Średni wiek autobusu spada poniżej siedmiu lat
Bardzo uproszczony ogląd na sprawę dadzą statystyki dotyczące średniego wieku taboru. – Średni wiek autobusów na dzień 28 lutego tego roku to 7,8 lat – mówi Piotr Wasiak, rzecznik prasowy Miejskiego Przedsiębiorstwa Komunikacyjnego – Łódź. Jest on nieco gorszy niż przed dekadą: wskaźnik ten wyniósł 31 grudnia 2013 r. 7,5 roku.
W najbliższym czasie wiek ten zauważalnie się jednak obniży.
Wynika to z realizowanych właśnie dostaw autobusów Mercedesa. – Po zakończeniu dostaw średni wiek wyniesie 6,7 lat – usłyszeliśmy od przedstawiciela miejskiej spółki.
Tramwaje wyraźnie się postarzały
Sytuacja wygląda zupełnie inaczej w przypadku taboru tramwajowego.
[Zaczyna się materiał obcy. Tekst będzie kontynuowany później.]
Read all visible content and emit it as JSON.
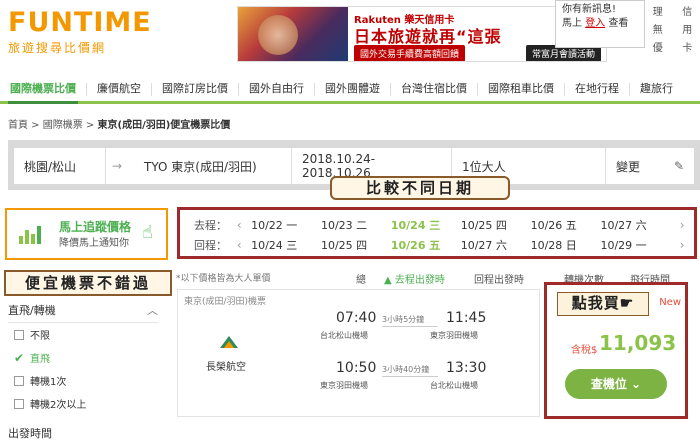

Na koniec 2013 r. w tym segmencie średni wiek wyniósł 30 lat. Pomimo o wiele dłuższego cyklu życia tramwaju niż autobusu to wynik dość wysoki, a przez kolejne dziesięć lat został jeszcze dodatkowo podniesiony. – Średni wiek na dzień 31 stycznia tego roku wyniósł 34 lata – poinformował nasz rozmówca.
Wówczas
zaczęły się jednak dostawy wagonów Moderus Gamma. – Po ich zakończeniu średni wiek tramwajów wyniesie 30 lat – zapowiada Piotr Wasiak. Oznacza to jedynie powrót do wartości sprzed dekady.